Нам нужна теология не только Японии, но и теология Кореи, теология Германии, теология Америки и Франции [16]. Этот проект освобождает теологию от природных и географических границ и становится таким образом интеллектуальной перспективой всего мира. Барт, который боролся против германских христиан, ожидал от Америки теологии свободы, которая была бы свободна от комплекса неполноценности по отношению к Европе и чувства превосходства по отношению к Азии. Но тем не менее это не была американизированная теология. Мне кажется первооткрывателем в этой области был Рейнгольд Нибур. Это была его теология свободы, которая имела дело с вектором мировой истории (глобализацией)  «от природы к свободе» и проблемы греха, которая была скрыта за этой свободой. Теология Японии в этом отношении примет форму теологии истории, которая ведет к теодицее страдания, которую описывал Вебер. Теология глобализации неизбежно требует и эсхатологии. Она будет питать силы теологического релятивизма для человечества и способствовать развитию новой духовности Японии.

 



[1] Ср. Niebuhr R.H. The Meaning of Revolution, р. 73ff. В то время как Роланд Робертсон видит глобализацию извне, мы видим ее изнутри. Это и есть то, что отличает нашу точку зрения от точки зрения Робертсона.

[2] О понимании Еллинеком прав человека см. Jellinek G. Die Erklaerung der Menschen- und Buergerrechte. Ein Beitrag zur modern Verfassungsgeschicht, 4. Auf, in dritter Auflage bearbeitet von Walter Jellinek. Munchen und Leipzig, 1927.

[3] См. Weber M. Gesammelte Aufsaetze zur Religiinssoziologie. Bd. I. О термине «движущий мотив» (Entwickungsrichtung) — Gesammelte Aufsatze zur Religiinssoziologie. Bd 3. S 7.

[4] См. Troeltsch E. Gesammelte Schriften. Bd. 3. S. 793ff. о «европеизме».

[5] Ohki Hideo and Furuya Yasuo. Nihon-no Shingaku (A Theology of Japan) и серию монографий Theology of Japan / Seigakuin University.

[6] Weber M. Gesammelte Aufsaetze zur Religionssoziologie, Bd. 3, S. 7.

[7] См. Ohki Hideo. Theology of History and Social Ethics (1979).

[8] См.  Roberson R. Globalization Social Theory and Global Cultur. 1992. См. тж. Roberson R. Globalization and the Future of Traditional Religion / God and Globalizarion, vol. 1, edited by Max L. Stackhouse with Peter J. Paris, 2000.

[9] Теологический релятивизм сродни относительности веры Ричарда Нейбура (Christ and Culture, 234.).

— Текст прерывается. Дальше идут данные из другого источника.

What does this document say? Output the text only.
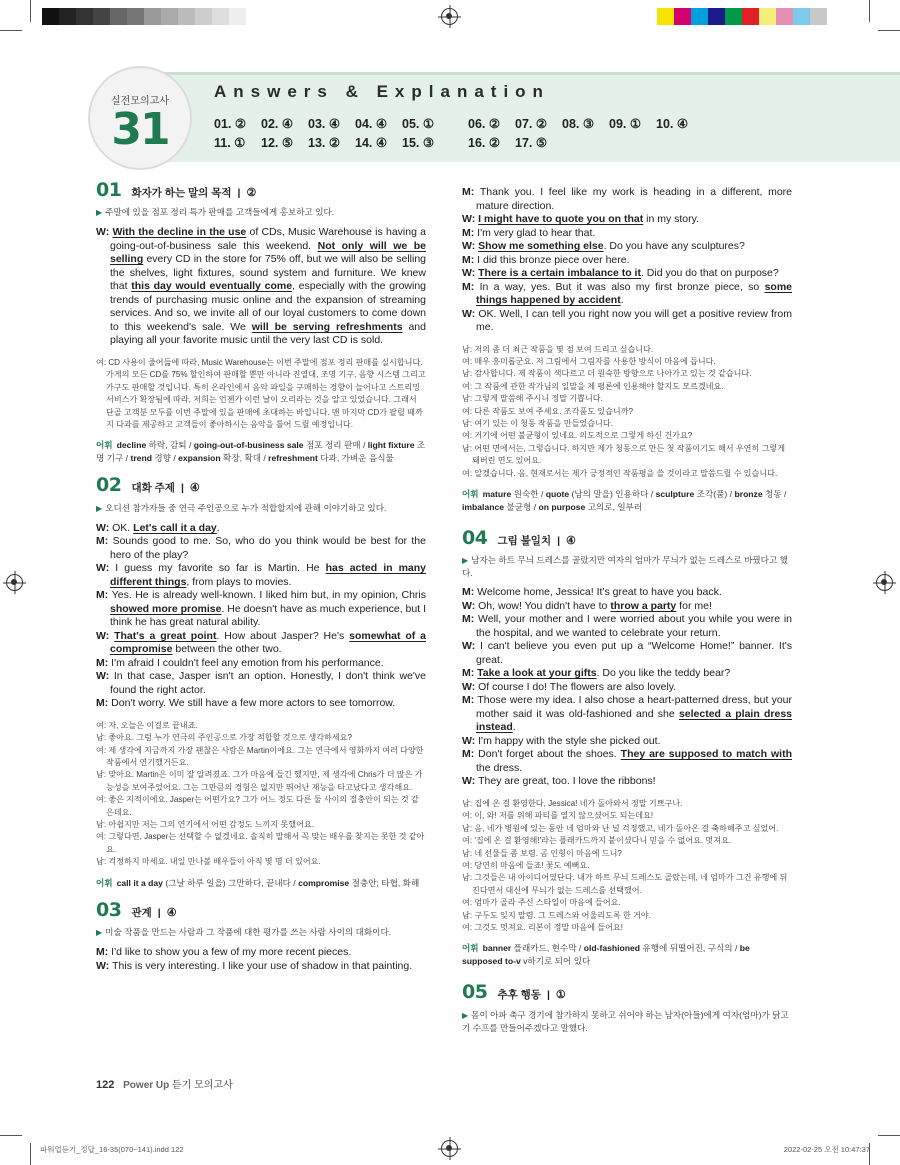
실전모의고사
31
Answers & Explanation
01. ② 02. ④ 03. ④ 04. ④ 05. ①	06. ② 07. ② 08. ③ 09. ① 10. ④
11. ① 12. ⑤ 13. ② 14. ④ 15. ③	16. ② 17. ⑤
01 화자가 하는 말의 목적 | ②
▶ 주말에 있을 점포 정리 특가 판매를 고객들에게 홍보하고 있다.
W: With the decline in the use of CDs, Music Warehouse is having a going-out-of-business sale this weekend. Not only will we be selling every CD in the store for 75% off, but we will also be selling the shelves, light fixtures, sound system and furniture. We knew that this day would eventually come, especially with the growing trends of purchasing music online and the expansion of streaming services. And so, we invite all of our loyal customers to come down to this weekend's sale. We will be serving refreshments and playing all your favorite music until the very last CD is sold.
여: CD 사용이 줄어듦에 따라, Music Warehouse는 이번 주말에 점포 정리 판매를 실시합니다. 가게의 모든 CD를 75% 할인하여 판매할 뿐만 아니라 진열대, 조명 기구, 음향 시스템 그리고 가구도 판매할 것입니다. 특히 온라인에서 음악 파일을 구매하는 경향이 늘어나고 스트리밍 서비스가 확장됨에 따라, 저희는 언젠가 이런 날이 오리라는 것을 알고 있었습니다. 그래서 단골 고객분 모두를 이번 주말에 있을 판매에 초대하는 바입니다. 맨 마지막 CD가 팔릴 때까지 다과를 제공하고 고객들이 좋아하시는 음악을 틀어 드릴 예정입니다.
어휘 decline 하락, 감퇴 / going-out-of-business sale 점포 정리 판매 / light fixture 조명 기구 / trend 경향 / expansion 확장, 확대 / refreshment 다과, 가벼운 음식물
02 대화 주제 | ④
▶ 오디션 참가자들 중 연극 주인공으로 누가 적합할지에 관해 이야기하고 있다.
W: OK. Let's call it a day.
M: Sounds good to me. So, who do you think would be best for the hero of the play?
W: I guess my favorite so far is Martin. He has acted in many different things, from plays to movies.
M: Yes. He is already well-known. I liked him but, in my opinion, Chris showed more promise. He doesn't have as much experience, but I think he has great natural ability.
W: That's a great point. How about Jasper? He's somewhat of a compromise between the other two.
M: I'm afraid I couldn't feel any emotion from his performance.
W: In that case, Jasper isn't an option. Honestly, I don't think we've found the right actor.
M: Don't worry. We still have a few more actors to see tomorrow.
여: 자, 오늘은 이걸로 끝내죠.
남: 좋아요. 그럼 누가 연극의 주인공으로 가장 적합할 것으로 생각하세요?
여: 제 생각에 지금까지 가장 괜찮은 사람은 Martin이에요. 그는 연극에서 영화까지 여러 다양한 작품에서 연기했거든요.
남: 맞아요. Martin은 이미 잘 알려졌죠. 그가 마음에 들긴 했지만, 제 생각에 Chris가 더 많은 가능성을 보여주었어요. 그는 그만큼의 경험은 없지만 뛰어난 재능을 타고났다고 생각해요.
여: 좋은 지적이에요. Jasper는 어떤가요? 그가 어느 정도 다른 둘 사이의 절충안이 되는 것 같은데요.
남: 아쉽지만 저는 그의 연기에서 어떤 감정도 느끼지 못했어요.
여: 그렇다면, Jasper는 선택할 수 없겠네요. 솔직히 말해서 꼭 맞는 배우를 찾지는 못한 것 같아요.
남: 걱정하지 마세요. 내일 만나볼 배우들이 아직 몇 명 더 있어요.
어휘 call it a day (그날 하루 일을) 그만하다, 끝내다 / compromise 절충안; 타협, 화해
03 관계 | ④
▶ 미술 작품을 만드는 사람과 그 작품에 대한 평가를 쓰는 사람 사이의 대화이다.
M: I'd like to show you a few of my more recent pieces.
W: This is very interesting. I like your use of shadow in that painting.
M: Thank you. I feel like my work is heading in a different, more mature direction.
W: I might have to quote you on that in my story.
M: I'm very glad to hear that.
W: Show me something else. Do you have any sculptures?
M: I did this bronze piece over here.
W: There is a certain imbalance to it. Did you do that on purpose?
M: In a way, yes. But it was also my first bronze piece, so some things happened by accident.
W: OK. Well, I can tell you right now you will get a positive review from me.
남: 저의 좀 더 최근 작품을 몇 점 보여 드리고 싶습니다.
여: 매우 흥미롭군요. 저 그림에서 그림자를 사용한 방식이 마음에 듭니다.
남: 감사합니다. 제 작품이 색다르고 더 원숙한 방향으로 나아가고 있는 것 같습니다.
여: 그 작품에 관한 작가님의 일말을 제 평론에 인용해야 할지도 모르겠네요.
남: 그렇게 말씀해 주시니 정말 기쁩니다.
여: 다른 작품도 보여 주세요. 조각품도 있습니까?
남: 여기 있는 이 청동 작품을 만들었습니다.
여: 거기에 어떤 불균형이 있네요. 의도적으로 그렇게 하신 건가요?
남: 어떤 면에서는, 그렇습니다. 하지만 제가 청동으로 만든 첫 작품이기도 해서 우연히 그렇게 돼버린 면도 있어요.
여: 알겠습니다. 음, 현재로서는 제가 긍정적인 작품평을 쓸 것이라고 말씀드릴 수 있습니다.
어휘 mature 원숙한 / quote (남의 말을) 인용하다 / sculpture 조각(품) / bronze 청동 / imbalance 불균형 / on purpose 고의로, 일부러
04 그림 불일치 | ④
▶ 남자는 하트 무늬 드레스를 골랐지만 여자의 엄마가 무늬가 없는 드레스로 바꿨다고 했다.
M: Welcome home, Jessica! It's great to have you back.
W: Oh, wow! You didn't have to throw a party for me!
M: Well, your mother and I were worried about you while you were in the hospital, and we wanted to celebrate your return.
W: I can't believe you even put up a “Welcome Home!” banner. It's great.
M: Take a look at your gifts. Do you like the teddy bear?
W: Of course I do! The flowers are also lovely.
M: Those were my idea. I also chose a heart-patterned dress, but your mother said it was old-fashioned and she selected a plain dress instead.
W: I'm happy with the style she picked out.
M: Don't forget about the shoes. They are supposed to match with the dress.
W: They are great, too. I love the ribbons!
남: 집에 온 걸 환영한다, Jessica! 네가 돌아와서 정말 기쁘구나.
여: 이, 와! 저를 위해 파티를 열지 않으셨어도 되는데요!
남: 음, 네가 병원에 있는 동안 네 엄마와 난 널 걱정했고, 네가 돌아온 걸 축하해주고 싶었어.
여: '집에 온 걸 환영해!'라는 플래카드까지 붙이셨다니 믿을 수 없어요. 멋져요.
남: 네 선물들 좀 보렴. 곰 인형이 마음에 드니?
여: 당연히 마음에 들죠! 꽃도 예뻐요.
남: 그것들은 내 아이디어였단다. 내가 하트 무늬 드레스도 골랐는데, 네 엄마가 그건 유행에 뒤진다면서 대신에 무늬가 없는 드레스를 선택했어.
여: 엄마가 골라 주신 스타일이 마음에 들어요.
남: 구두도 잊지 말렴. 그 드레스와 어울리도록 한 거야.
여: 그것도 멋져요. 리본이 정말 마음에 들어요!
어휘 banner 플래카드, 현수막 / old-fashioned 유행에 뒤떨어진, 구식의 / be supposed to-v v하기로 되어 있다
05 추후 행동 | ①
▶ 몸이 아파 축구 경기에 참가하지 못하고 쉬어야 하는 남자(아들)에게 여자(엄마)가 닭고기 수프를 만들어주겠다고 말했다.
122 Power Up 듣기 모의고사
파워업듣기_정답_16-35(070~141).indd 122	2022-02-25 오전 10:47:37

Однако я почерпнул эту концепцию у Рейнгольда Нибура. См. Амос 9:7, где речь идет об абсолютизации религиозной субъективности.

[10] Weber M. Gesammelte Aufsatze zur Religionssoziologie, Bd. III, S. 6.

[11]  Robertson R. Globalization Social Theory and Global Culture, 1992, p.96.

[12] См. Nieburh H.R. Radical Monotheism and Western Culture, 1960.

[13] См Van Leewen Arend Th.. Christianity in World History. 1964.

[14] Weber, op. cit. I.S. 204

[15] Амос 9:7: «Не таковы ли, как сыны Ефиоплян, и вы для Меня, сыны Израилевы? Говорит Господь. Не Я ли вывел Израиля из земли Египетской и Филистимлян — из Кафтора и Арамлян — из Кира». Здесь исход Израиля мыслится как переселение, подобное переселениям других народов. Это открывает дверь релятивистскому подходу, не только с точки зрения объективности в вопросах религии, но и с точки зрения субъективности. Через теологический релятивизм признается относительность в объективном и субъективном аспектах, и само по себе это не связано с религиозным плюрализмом или политеизмом. Подобная привязка обернулась бы само-абсолютизацией.